Liebe & Anarchie
Jan Kosyk
deu eng

Brief an Frau Orosz

Folgender Brief ging bereits am Wochenende an die Oberbürgermeisterin und wurde uns zur Veröffentlichung zur Verfügung gestellt. Denkt daran, die Petition zu unterschreiben.

Sehr geehrt Frau Orosz,

heute bin ich an der Mitte meines kurzen Urlaubs in Dresden angekommen. Dresden ist eine wunderschöne Stadt und hat vieles zu bieten. So habe auch ich vieles gesehen: Dazu gehören natürlich die Klassiker, wie die Frauenkirche, die Semperoper oder die Kreuzkirche. Auch die ein oder andere Ausstellung wie die alten Meister, das Hygienemuseum und das mathematisch-physikalische Museum (was ich besonders interessant fand) gehörten dazu. Aber auch einfach das Flanieren durch die großen Plätze und Straßen der Stadt und vor allem durch die etwas vom Tourismus abseits gelegenen Straßen und Gassen macht bisher viel Spaß. Eines viel mir positiv auf: Gerade auf den belebten Plätzen weilte der ein oder andere Straßenmusiker oder Kleinkünstler, der sein Programm dargeboten hat. Da war z. B. ein Gitarrenspieler, ein fantastischer Xylofonspieler, ein weniger begabter russischer Sänger (über Geschmack lässt sich streiten) oder eine lebende Statur. Doch der Höhepunkt kam heute Abend: Vor der Frauenkirche boten einige Feuerkünstler eine absolut fantastische Show da. Doch diese wurde mitten drin, und das ist der Grund warum ich Ihnen noch heute Abend schreibe, unterbrochen. Die Künstler machten in dieser Unterbrechung deutlich, dass die Stadt Dresden ihnen die Auftrittsbedingungen so erschweren will, dass es für sie nicht mehr möglich ist, vernünftig ihre Darbietung zu unterbreiten. Die Stadt Dresden hat eine neue Verordnung erlassen, die durch zahlreiche Einschränkungen den Künstlern das Leben schwer macht.
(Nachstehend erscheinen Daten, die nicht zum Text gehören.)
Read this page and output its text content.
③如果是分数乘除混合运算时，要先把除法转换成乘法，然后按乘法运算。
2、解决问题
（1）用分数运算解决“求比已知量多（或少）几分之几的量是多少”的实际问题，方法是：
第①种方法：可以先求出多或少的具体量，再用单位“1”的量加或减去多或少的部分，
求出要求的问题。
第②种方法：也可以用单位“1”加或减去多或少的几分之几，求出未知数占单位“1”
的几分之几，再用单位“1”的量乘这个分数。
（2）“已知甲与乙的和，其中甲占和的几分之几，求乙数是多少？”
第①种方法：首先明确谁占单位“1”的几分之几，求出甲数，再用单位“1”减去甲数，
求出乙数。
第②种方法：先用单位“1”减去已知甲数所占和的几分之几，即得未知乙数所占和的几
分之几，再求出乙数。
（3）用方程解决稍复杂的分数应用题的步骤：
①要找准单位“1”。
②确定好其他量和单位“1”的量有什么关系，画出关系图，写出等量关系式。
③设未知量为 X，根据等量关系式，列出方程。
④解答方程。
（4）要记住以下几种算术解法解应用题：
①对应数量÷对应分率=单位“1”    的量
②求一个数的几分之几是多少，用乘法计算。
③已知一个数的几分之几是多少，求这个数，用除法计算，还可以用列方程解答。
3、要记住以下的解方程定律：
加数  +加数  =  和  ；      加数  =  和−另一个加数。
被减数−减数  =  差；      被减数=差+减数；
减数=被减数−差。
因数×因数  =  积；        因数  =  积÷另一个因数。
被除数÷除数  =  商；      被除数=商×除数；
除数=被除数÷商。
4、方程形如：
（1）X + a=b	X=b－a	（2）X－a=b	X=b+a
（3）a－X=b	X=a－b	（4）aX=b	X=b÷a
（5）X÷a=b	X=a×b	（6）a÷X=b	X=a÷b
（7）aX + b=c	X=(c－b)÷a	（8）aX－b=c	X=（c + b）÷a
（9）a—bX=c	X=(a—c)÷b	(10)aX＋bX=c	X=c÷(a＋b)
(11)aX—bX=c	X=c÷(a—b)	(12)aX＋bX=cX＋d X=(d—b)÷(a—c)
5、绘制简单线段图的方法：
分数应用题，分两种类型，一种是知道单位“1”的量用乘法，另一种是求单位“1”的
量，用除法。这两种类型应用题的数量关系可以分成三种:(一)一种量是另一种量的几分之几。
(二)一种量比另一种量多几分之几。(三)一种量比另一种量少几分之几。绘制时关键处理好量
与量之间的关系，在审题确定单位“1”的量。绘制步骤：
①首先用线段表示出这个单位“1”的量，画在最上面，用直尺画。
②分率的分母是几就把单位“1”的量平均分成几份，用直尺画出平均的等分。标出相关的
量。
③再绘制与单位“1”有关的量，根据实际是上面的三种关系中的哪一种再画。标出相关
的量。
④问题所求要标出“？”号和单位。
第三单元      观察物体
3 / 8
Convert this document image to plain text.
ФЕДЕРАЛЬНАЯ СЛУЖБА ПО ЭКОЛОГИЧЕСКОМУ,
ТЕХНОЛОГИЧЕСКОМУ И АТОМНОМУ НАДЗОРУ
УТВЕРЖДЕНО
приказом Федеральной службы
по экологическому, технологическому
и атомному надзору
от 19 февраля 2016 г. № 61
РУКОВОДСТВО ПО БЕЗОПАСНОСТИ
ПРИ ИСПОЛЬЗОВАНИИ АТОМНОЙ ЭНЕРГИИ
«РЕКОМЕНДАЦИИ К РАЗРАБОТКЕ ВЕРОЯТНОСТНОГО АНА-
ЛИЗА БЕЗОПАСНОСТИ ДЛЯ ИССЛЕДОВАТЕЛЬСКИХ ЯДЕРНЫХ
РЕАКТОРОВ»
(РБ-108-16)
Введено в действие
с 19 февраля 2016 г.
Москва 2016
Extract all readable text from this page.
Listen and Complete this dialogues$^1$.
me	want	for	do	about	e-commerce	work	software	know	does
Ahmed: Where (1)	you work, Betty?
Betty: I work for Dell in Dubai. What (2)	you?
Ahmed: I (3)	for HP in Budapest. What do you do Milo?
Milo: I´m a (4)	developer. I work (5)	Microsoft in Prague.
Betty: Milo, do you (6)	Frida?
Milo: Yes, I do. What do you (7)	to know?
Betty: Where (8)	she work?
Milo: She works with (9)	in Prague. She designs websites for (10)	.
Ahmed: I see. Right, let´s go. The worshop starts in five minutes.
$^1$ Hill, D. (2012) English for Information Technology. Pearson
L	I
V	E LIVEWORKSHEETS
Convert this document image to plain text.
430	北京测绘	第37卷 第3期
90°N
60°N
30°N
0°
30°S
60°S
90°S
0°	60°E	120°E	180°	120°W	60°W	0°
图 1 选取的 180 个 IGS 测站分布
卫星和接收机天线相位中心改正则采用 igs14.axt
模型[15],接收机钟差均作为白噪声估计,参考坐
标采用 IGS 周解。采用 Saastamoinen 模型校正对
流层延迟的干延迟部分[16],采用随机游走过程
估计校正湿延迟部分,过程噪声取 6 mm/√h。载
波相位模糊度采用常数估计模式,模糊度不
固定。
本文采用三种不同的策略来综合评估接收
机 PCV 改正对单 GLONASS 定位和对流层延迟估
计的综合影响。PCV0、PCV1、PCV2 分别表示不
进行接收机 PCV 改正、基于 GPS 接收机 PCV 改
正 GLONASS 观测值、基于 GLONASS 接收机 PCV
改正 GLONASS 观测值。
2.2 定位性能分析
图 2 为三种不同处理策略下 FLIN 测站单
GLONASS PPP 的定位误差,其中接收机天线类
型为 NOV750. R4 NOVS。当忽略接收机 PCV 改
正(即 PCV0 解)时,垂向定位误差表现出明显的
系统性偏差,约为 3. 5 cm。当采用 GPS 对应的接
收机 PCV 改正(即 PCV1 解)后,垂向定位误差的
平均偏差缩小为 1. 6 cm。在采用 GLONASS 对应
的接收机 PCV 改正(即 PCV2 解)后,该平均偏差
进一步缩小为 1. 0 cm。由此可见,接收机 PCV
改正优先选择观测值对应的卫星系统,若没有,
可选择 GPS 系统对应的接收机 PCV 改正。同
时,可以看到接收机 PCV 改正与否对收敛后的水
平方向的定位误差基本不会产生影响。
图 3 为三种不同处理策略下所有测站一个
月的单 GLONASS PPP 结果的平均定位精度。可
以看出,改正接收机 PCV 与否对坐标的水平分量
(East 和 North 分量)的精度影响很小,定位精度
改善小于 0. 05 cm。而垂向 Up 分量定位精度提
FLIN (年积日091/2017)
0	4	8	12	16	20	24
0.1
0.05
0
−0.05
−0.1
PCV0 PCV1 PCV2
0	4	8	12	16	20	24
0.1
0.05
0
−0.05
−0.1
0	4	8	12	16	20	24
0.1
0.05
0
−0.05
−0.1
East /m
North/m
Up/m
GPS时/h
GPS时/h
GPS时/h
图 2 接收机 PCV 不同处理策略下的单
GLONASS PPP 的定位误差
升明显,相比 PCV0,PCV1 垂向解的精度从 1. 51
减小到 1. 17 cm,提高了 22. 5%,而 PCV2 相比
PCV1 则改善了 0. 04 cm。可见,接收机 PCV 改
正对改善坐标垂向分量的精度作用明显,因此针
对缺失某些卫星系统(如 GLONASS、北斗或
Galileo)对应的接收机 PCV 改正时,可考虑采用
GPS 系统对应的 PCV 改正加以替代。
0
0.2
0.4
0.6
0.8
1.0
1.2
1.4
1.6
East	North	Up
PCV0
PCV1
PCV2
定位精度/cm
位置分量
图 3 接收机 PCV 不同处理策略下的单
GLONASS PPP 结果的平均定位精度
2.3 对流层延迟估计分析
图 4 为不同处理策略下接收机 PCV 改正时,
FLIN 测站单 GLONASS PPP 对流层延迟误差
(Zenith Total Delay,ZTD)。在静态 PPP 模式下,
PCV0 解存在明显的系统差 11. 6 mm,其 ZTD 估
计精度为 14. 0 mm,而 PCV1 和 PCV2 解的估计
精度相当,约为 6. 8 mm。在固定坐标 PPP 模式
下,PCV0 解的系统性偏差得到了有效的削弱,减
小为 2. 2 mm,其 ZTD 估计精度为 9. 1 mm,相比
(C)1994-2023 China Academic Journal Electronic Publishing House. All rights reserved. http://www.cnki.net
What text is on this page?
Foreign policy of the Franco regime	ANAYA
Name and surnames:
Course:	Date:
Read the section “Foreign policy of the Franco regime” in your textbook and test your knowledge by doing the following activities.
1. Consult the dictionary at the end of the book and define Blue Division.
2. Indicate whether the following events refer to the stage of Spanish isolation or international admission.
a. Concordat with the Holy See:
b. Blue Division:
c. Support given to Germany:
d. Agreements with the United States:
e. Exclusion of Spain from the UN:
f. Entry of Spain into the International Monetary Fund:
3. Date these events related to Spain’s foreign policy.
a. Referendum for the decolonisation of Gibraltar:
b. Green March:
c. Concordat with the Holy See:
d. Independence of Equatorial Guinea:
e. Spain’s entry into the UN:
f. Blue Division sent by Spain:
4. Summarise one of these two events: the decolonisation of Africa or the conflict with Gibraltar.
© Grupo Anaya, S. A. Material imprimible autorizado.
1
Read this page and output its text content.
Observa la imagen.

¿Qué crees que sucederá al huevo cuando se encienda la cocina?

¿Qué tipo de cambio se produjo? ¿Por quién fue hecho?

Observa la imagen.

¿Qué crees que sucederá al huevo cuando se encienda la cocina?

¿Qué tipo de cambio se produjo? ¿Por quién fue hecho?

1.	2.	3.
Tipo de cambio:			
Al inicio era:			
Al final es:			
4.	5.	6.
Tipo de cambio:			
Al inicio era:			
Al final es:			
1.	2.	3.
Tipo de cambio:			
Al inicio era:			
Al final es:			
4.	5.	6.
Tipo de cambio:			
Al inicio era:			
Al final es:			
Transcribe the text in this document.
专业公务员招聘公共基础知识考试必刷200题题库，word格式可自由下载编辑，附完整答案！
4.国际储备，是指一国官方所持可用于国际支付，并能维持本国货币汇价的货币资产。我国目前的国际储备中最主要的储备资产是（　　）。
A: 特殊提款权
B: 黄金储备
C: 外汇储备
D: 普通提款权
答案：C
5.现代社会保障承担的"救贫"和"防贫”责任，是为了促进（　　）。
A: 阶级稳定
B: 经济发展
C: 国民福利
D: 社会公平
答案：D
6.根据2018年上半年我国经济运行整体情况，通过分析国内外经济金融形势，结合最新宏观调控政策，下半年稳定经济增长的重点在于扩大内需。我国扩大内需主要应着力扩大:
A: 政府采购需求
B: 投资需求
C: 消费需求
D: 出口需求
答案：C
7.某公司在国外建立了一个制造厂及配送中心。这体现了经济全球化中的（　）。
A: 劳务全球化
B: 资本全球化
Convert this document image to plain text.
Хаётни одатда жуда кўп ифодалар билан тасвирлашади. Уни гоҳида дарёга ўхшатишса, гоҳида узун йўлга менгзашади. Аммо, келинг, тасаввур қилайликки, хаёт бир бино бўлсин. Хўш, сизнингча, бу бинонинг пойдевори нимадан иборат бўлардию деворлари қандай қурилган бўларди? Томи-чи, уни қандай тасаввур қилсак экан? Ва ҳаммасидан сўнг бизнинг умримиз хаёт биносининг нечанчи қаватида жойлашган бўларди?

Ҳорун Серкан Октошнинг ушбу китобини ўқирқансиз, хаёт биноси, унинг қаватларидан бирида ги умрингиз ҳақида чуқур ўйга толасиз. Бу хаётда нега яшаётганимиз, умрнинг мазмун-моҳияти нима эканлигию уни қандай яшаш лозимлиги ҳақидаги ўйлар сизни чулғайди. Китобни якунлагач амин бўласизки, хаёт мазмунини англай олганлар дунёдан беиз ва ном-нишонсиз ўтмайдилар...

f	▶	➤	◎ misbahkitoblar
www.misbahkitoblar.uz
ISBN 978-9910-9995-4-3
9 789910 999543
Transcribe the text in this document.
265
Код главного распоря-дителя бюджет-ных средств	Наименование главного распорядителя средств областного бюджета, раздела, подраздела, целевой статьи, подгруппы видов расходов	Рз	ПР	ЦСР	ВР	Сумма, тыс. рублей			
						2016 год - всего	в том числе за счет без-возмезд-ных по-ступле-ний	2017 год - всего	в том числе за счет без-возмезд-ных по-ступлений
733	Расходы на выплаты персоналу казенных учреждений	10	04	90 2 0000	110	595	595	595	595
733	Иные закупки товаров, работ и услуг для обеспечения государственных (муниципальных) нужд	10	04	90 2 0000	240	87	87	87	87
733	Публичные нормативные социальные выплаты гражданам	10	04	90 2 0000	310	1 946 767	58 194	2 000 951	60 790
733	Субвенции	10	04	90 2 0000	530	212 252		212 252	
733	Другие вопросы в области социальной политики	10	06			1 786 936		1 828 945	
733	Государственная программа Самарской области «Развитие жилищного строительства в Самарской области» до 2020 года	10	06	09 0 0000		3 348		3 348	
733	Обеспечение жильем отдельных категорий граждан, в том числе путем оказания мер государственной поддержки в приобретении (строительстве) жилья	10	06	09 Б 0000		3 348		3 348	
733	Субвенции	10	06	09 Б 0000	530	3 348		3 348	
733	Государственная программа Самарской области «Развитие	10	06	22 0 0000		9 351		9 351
Dieses ist für mich absolut unverständlich. Warum ist dieses so? Welche Gründe gibt es? Ja, auch ich habe bei den Künstlern eine halbe Stunde verweilt und bin dadurch erst etwas später durch die „Freßgassen“ von Dresden gezogen, doch es kann doch nicht sein, dass Sie alles dem Kommerz unterordnen, oder? Den Charme einer Stadt wie Dresden macht es eben auch aus, dass nicht alles zu 100% auf Wirtschaftlichkeit ausgelegt ist und dass gerade auch Kleinkünstler das Leben bereichern. Klar, wie ich gerade geschildert habe, bin auch ich einige Minuten später in die Gastronomie eingekehrt und vielleicht habe ich wirklich ein Bier weniger getrunken. Doch ich überlege mir durchaus, ob ich wiederkomme. Der „Gewinn“ ist dadurch für die Stadt viel größer, als das eine Bier, was ich weniger getrunken habe. Nach München, eine Stadt, die ich auch besucht habe, werde ich z.B. für einen Kurzurlaub nicht mehr fahren. München ist schön, ohne Frage. Doch die Stadt ist klinisch so rein und so schön, ohne Bettler, ohne Straßenmusiker und ohne Flaschensammler, dass diese Sterilität abstoßend wirkt. Lassen Sie Dresden im Ordnungswahn nicht so ersticken, wie es München gemacht hat! Über eine Antwort, dass Sie mein Anliegen ernst nehmen, würde ich mich freuen. Noch mehr freuen würde ich mich, wenn Sie die Verordnung zurücknehmen. Sollte dieses der Fall sein, schreiben Sie mir, ich komme dann im nächsten Sommer wieder und sehe mir dann die ganze Feuershow vor der Frauenkirche an und versprochen, ich trinke trotzdem mein Bier in der Freßgasse.